29 avril 2010
Décidément la Belgique nous surprendra toujours. D’abord le 16 juillet 2009, au moment où à Paris se met en place la mission sur le voile intégral, notre amie la sénatrice indépendante Anne-Marie Lizin, membre éminent de la Ligue du Droit International des femmes, reprend l’idée au vol et dépose au Sénat une résolution visant à interdire la burqa en tout lieu. Rebondissant sur ce texte, des élus libéraux déposent une proposition de loi, d’abord au Sénat, puis voyant que l’affaire risque de s’enliser, à la Chambre des députés. Le texte n’y va pas par quatre chemins, même si le mot burqa n’est pas prononcé, il est stipulé que les personnes qui « se présenteront dans l’espace public le visage masqué ou dissimulé, en tout ou en partie, par un vêtement de manière telle qu’ils ne soient plus identifiables » seront punis d’une amende et/ou d’une peine de prison de un à sept jours. Le texte précise qu’il faut entendre par « espace public » l’ensemble des rues, chemins, jardins publics, terrains de sports ou « bâtiments destinés à l’usage du public où des services peuvent lui être rendus » La proposition bénéficie du soutien des cinq partis de la coalition. Et sans coup férir voilà que la commission de l’Intérieur approuve le texte à l’unanimité ! Reste à le faire voter en séance plénière.
Les Belges vont-ils nous coiffer au poteau ? Il semble bien que oui, car côté français, après avoir fait un travail remarquable, la mission patauge en fin de parcours. A l’approche des élections régionales, sous prétexte que Copé a voulu aller plus vite que la musique en déposant une proposition de loi, sans attendre la remise du rapport de la mission, les socialistes quittent la mission en parlant de récupération politicienne. Et tout le monde, médias, partis, intellectuels, d’y aller d’une petite phrase assassine du style : « il y a des choses plus importantes » « les préoccupations des Français sont ailleurs » « on va stigmatiser les musulmans » « ce sera inapplicable » « on va se faire épingler par la Cour Européenne ». Au total les régionales se traduisent par une abstention record et une remontée spectaculaire du FN… Au lieu de foncer, le gouvernement encore sonné par son échec, ébranlé par les arguments de certains juristes, demande l’avis du Conseil d’Etat, renouvelant ainsi l’erreur de Jospin, lorsqu’il était ministre de l’éducation nationale et qu’il avait été confronté à la première crise sur le voile. Egal à lui-même le Conseil d’Etat prend son temps avant de répondre de façon alambiquée, découpant l’espace public en rondelles selon qu’il lui semblerait ou non judicieux d’interdire… Et chacun de louer la grande perspicacité des sages… Alors loi d’interdiction générale ou non ? Proposition de loi ou projet de loi du gouvernement ? Procédure d’urgence ou non ? L’Elysée, sentant que l’affaire est mal partie et que son électorat attend plus de fermeté, reprend la main.

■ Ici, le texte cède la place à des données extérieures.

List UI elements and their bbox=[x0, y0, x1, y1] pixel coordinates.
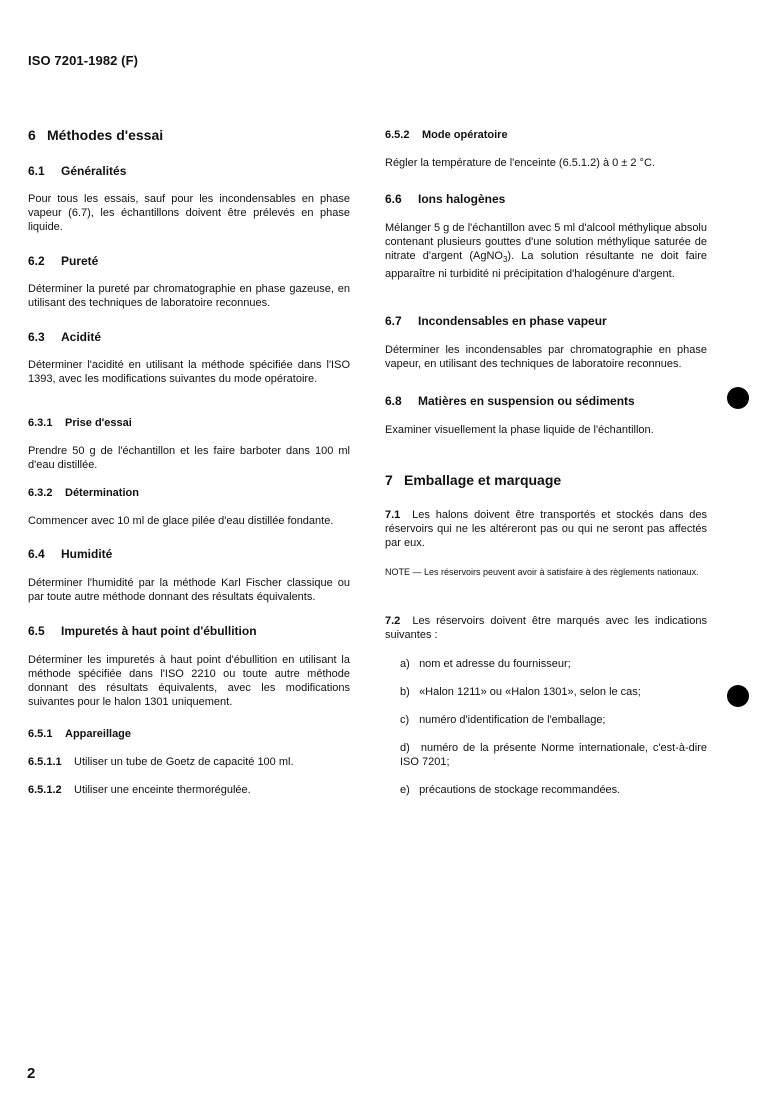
section-title: Appareillage bbox=[65, 728, 132, 740]
list-item-text: numéro de la présente Norme internationale, c'est-à-dire ISO 7201; bbox=[400, 742, 707, 768]
text-before-subscript: Mélanger 5 g de l'échantillon avec 5 ml d'alcool méthylique absolu contenant plusieurs gouttes d'une solution méthylique saturée de nitrate d'argent (AgNO bbox=[385, 222, 707, 262]
section-number: 7 bbox=[385, 472, 393, 488]
text-after-subscript: ). La solution résultante ne doit faire apparaître ni turbidité ni précipitation d'halogénure d'argent. bbox=[385, 250, 707, 281]
note: NOTE — Les réservoirs peuvent avoir à satisfaire à des règlements nationaux. bbox=[385, 567, 699, 577]
section-6-3-2-heading bbox=[28, 487, 350, 499]
list-item-label: e) bbox=[400, 784, 410, 796]
section-7-heading bbox=[385, 472, 707, 488]
list-item-label: c) bbox=[400, 714, 410, 726]
section-6-4-heading bbox=[28, 547, 350, 561]
section-7-1-text bbox=[385, 508, 707, 550]
section-6-5-heading bbox=[28, 624, 350, 638]
section-6-4-text: Déterminer l'humidité par la méthode Karl Fischer classique ou par toute autre méthode donnant des résultats équivalents. bbox=[28, 577, 350, 603]
list-item bbox=[400, 685, 707, 699]
section-6-8-text: Examiner visuellement la phase liquide de l'échantillon. bbox=[385, 424, 654, 436]
section-number: 6.4 bbox=[28, 547, 45, 561]
list-item-text: numéro d'identification de l'emballage; bbox=[419, 714, 606, 726]
section-6-1-heading bbox=[28, 164, 350, 178]
subscript: 3 bbox=[502, 255, 508, 265]
section-number: 6 bbox=[28, 127, 36, 143]
clause-number: 7.1 bbox=[385, 509, 401, 521]
list-item-label: d) bbox=[400, 742, 410, 754]
list-item-text: «Halon 1211» ou «Halon 1301», selon le cas; bbox=[419, 686, 641, 698]
clause-text: Les réservoirs doivent être marqués avec les indications suivantes : bbox=[385, 615, 707, 641]
section-number: 6.3.1 bbox=[28, 417, 53, 429]
section-6-5-1-2-text bbox=[28, 783, 350, 797]
section-6-8-heading bbox=[385, 394, 707, 408]
clause-text: Utiliser un tube de Goetz de capacité 100 ml. bbox=[74, 756, 294, 768]
section-6-5-1-heading bbox=[28, 728, 350, 740]
margin-bullet-marker bbox=[727, 685, 749, 707]
clause-text: Utiliser une enceinte thermorégulée. bbox=[74, 784, 251, 796]
list-item bbox=[400, 713, 707, 727]
section-number: 6.5.2 bbox=[385, 129, 410, 141]
section-number: 6.3.2 bbox=[28, 487, 53, 499]
section-title: Méthodes d'essai bbox=[47, 127, 164, 143]
section-title: Matières en suspension ou sédiments bbox=[418, 394, 635, 408]
section-6-3-2-text: Commencer avec 10 ml de glace pilée d'eau distillée fondante. bbox=[28, 515, 334, 527]
section-title: Mode opératoire bbox=[422, 129, 508, 141]
section-7-2-text bbox=[385, 614, 707, 642]
list-item-text: précautions de stockage recommandées. bbox=[419, 784, 621, 796]
section-6-3-1-heading bbox=[28, 417, 350, 429]
section-number: 6.8 bbox=[385, 394, 402, 408]
section-6-6-text bbox=[385, 221, 707, 281]
clause-number: 6.5.1.2 bbox=[28, 784, 62, 796]
section-number: 6.5.1 bbox=[28, 728, 53, 740]
section-6-5-1-1-text bbox=[28, 755, 350, 769]
section-number: 6.3 bbox=[28, 330, 45, 344]
section-number: 6.7 bbox=[385, 314, 402, 328]
list-item-label: a) bbox=[400, 658, 410, 670]
section-title: Emballage et marquage bbox=[404, 472, 562, 488]
list-item-label: b) bbox=[400, 686, 410, 698]
section-6-7-text: Déterminer les incondensables par chromatographie en phase vapeur, en utilisant des techniques de laboratoire reconnues. bbox=[385, 344, 707, 370]
clause-number: 6.5.1.1 bbox=[28, 756, 62, 768]
list-item bbox=[400, 657, 707, 671]
section-6-7-heading bbox=[385, 314, 707, 328]
section-number: 6.2 bbox=[28, 254, 45, 268]
section-title: Pureté bbox=[61, 254, 99, 268]
list-item bbox=[400, 783, 707, 797]
section-6-5-2-text: Régler la température de l'enceinte (6.5.1.2) à 0 ± 2 °C. bbox=[385, 157, 655, 169]
section-title: Généralités bbox=[61, 164, 127, 178]
list-item bbox=[400, 741, 707, 769]
section-title: Impuretés à haut point d'ébullition bbox=[61, 624, 257, 638]
section-6-1-text: Pour tous les essais, sauf pour les incondensables en phase vapeur (6.7), les échantillons doivent être prélevés en phase liquide. bbox=[28, 193, 350, 233]
section-6-5-2-heading bbox=[385, 129, 707, 141]
list-item-text: nom et adresse du fournisseur; bbox=[419, 658, 571, 670]
section-title: Prise d'essai bbox=[65, 417, 132, 429]
margin-bullet-marker bbox=[727, 387, 749, 409]
section-title: Acidité bbox=[61, 330, 102, 344]
section-number: 6.6 bbox=[385, 192, 402, 206]
section-title: Humidité bbox=[61, 547, 113, 561]
section-number: 6.5 bbox=[28, 624, 45, 638]
section-6-5-text: Déterminer les impuretés à haut point d'ébullition en utilisant la méthode spécifiée dans l'ISO 2210 ou toute autre méthode donnant des résultats équivalents, avec les modifications suivantes pour le halon 1301 uniquement. bbox=[28, 654, 350, 708]
section-title: Détermination bbox=[65, 487, 139, 499]
document-header: ISO 7201-1982 (F) bbox=[28, 53, 139, 68]
page-number: 2 bbox=[27, 1065, 36, 1082]
section-6-3-text: Déterminer l'acidité en utilisant la méthode spécifiée dans l'ISO 1393, avec les modifications suivantes du mode opératoire. bbox=[28, 359, 350, 385]
section-6-2-heading bbox=[28, 254, 350, 268]
section-title: Ions halogènes bbox=[418, 192, 506, 206]
clause-number: 7.2 bbox=[385, 615, 401, 627]
section-6-3-heading bbox=[28, 330, 350, 344]
section-title: Incondensables en phase vapeur bbox=[418, 314, 607, 328]
section-number: 6.1 bbox=[28, 164, 45, 178]
section-6-2-text: Déterminer la pureté par chromatographie en phase gazeuse, en utilisant des techniques de laboratoire reconnues. bbox=[28, 283, 350, 309]
section-6-heading bbox=[28, 127, 350, 143]
section-6-6-heading bbox=[385, 192, 707, 206]
clause-text: Les halons doivent être transportés et stockés dans des réservoirs qui ne les altéreront pas ou qui ne seront pas affectés par eux. bbox=[385, 509, 707, 549]
section-6-3-1-text: Prendre 50 g de l'échantillon et les faire barboter dans 100 ml d'eau distillée. bbox=[28, 445, 350, 471]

On semble parti pour une procédure d’urgence appliquée à un projet de loi d’interdiction générale précédée par une résolution. C’est peu dire que les protestations de tous côtés se font des plus véhémentes.
Côté belge, alors que tout était prêt pour une confirmation du vote de la Commission à la Chambre des députés, patatras, l’actualité des querelles linguistiques fait irruption sur la scène nationale et le gouvernement présente sa démission au Roi. Plus personne ne parierait un sous sur le passage de la loi. La aussi le bruit assourdissant des « il a tout de même des choses plus importantes » envahit l’espace médiatico-politique. Il faut dire que c’est de l’avenir de la Belgique, de la future présidence de l’Union, de la dissolution de la Chambre, de l’envie de vivre ensemble des Belges dont il s’agit.
Mais voilà, il se trouve qu’au milieu de ce grand désarroi, quelques femmes et hommes politiques, parmi lesquels, naturellement Anne-Marie Lizin, nous donnent une leçon de capacité de conviction et d’action. La fenêtre de tir était on ne peut plus étroite. Il reste une dizaine de jours avant la dissolution de la Chambre. Or la Chambre des députés a voté le texte ce soir à l’unanimité moins deux abstentions. Faut-il encore que le texte passe au Sénat dans les plus brefs délais avant que le couperet de la dissolution ne tombe. L’ « évocation » du texte par le Sénat requiert les signatures de 15 Sénateurs. Cette étape est acquise. Il faut donc désormais limiter la période de débat au Sénat à quelques jours. Aucune raisons de ne pas y arriver, selon des sources bien informées !
Ainsi il y a toutes les chances pour que la Belgique soit le premier pays en Europe à franchir le pas de l’interdiction totale du voile islamique.